What is the brain aspect of the injury? Numerical information processing involves the parietal lobes and in a special way the intraparietal sulcus (IPS). It is a deep and winding groove in the cerebral cortex about 500 mm long. In recent years, evidence has accumulated that this area (IPS) plays an important role in developmental dyscalculia. The IPS is found to be damaged (fewer neurons, or a shorter and less deep groove) in populations suffering from math difficulties. We recently found that acquired brain damage (as a result of a stroke, or temporary damage) in the IPS is accompanied by a pattern similar to the pattern shown by a population diagnosed with developmental dyscalculia.
The impression is that basic-unique defects involving unique brain areas are at the base of developmental dyscalculia. However, it is clear that we still have a long way to go. Also, although there is evidence of a family context of developmental dyscalculia, the genetic factors involved are still unclear. Expanding and deepening the research in the coming years will deepen the understanding of the phenomenon, improve its diagnosis, enable its advancement, and point to possible treatment directions.
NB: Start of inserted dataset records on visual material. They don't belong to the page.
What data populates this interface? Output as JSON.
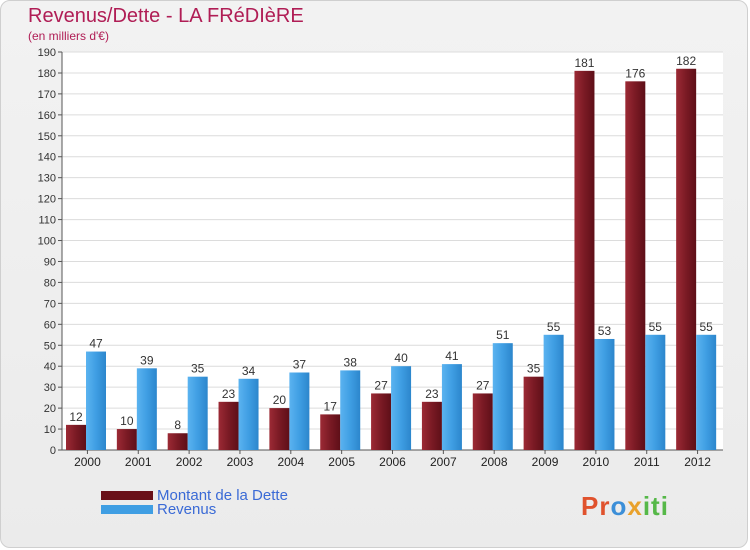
{
  "title": "Revenus/Dette - LA FRéDIèRE",
  "subtitle": "(en milliers d'€)",
  "colors": {
    "debt": "#8a1f2a",
    "revenue": "#3f9ee3",
    "title": "#b01d55",
    "axis": "#333333"
  },
  "legend": [
    {
      "label": "Montant de la Dette",
      "color": "#6a1018"
    },
    {
      "label": "Revenus",
      "color": "#3f9ee3"
    }
  ],
  "logo_text": "Proxiti",
  "chart_data": {
    "type": "bar",
    "categories": [
      "2000",
      "2001",
      "2002",
      "2003",
      "2004",
      "2005",
      "2006",
      "2007",
      "2008",
      "2009",
      "2010",
      "2011",
      "2012"
    ],
    "series": [
      {
        "name": "Montant de la Dette",
        "values": [
          12,
          10,
          8,
          23,
          20,
          17,
          27,
          23,
          27,
          35,
          181,
          176,
          182
        ]
      },
      {
        "name": "Revenus",
        "values": [
          47,
          39,
          35,
          34,
          37,
          38,
          40,
          41,
          51,
          55,
          53,
          55,
          55
        ]
      }
    ],
    "ylim": [
      0,
      190
    ],
    "yticks": [
      0,
      10,
      20,
      30,
      40,
      50,
      60,
      70,
      80,
      90,
      100,
      110,
      120,
      130,
      140,
      150,
      160,
      170,
      180,
      190
    ],
    "grid": true
  }
}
Cognitive neuroscience is a relatively new field that deals with functions such as learning, perception, attention, language, memory, emotions and other cognitive functions that are included under the heading of higher mental functions. This science involves different fields of science such as neurology, physiology, psychiatry, psychology, linguistics. The purpose of the field is to understand higher cognitive functions and to understand their brain context. Cognitive neuroscience has advanced greatly due to the development of non-invasive methods for imaging brain functions (for example, functional brain imaging - fMRI).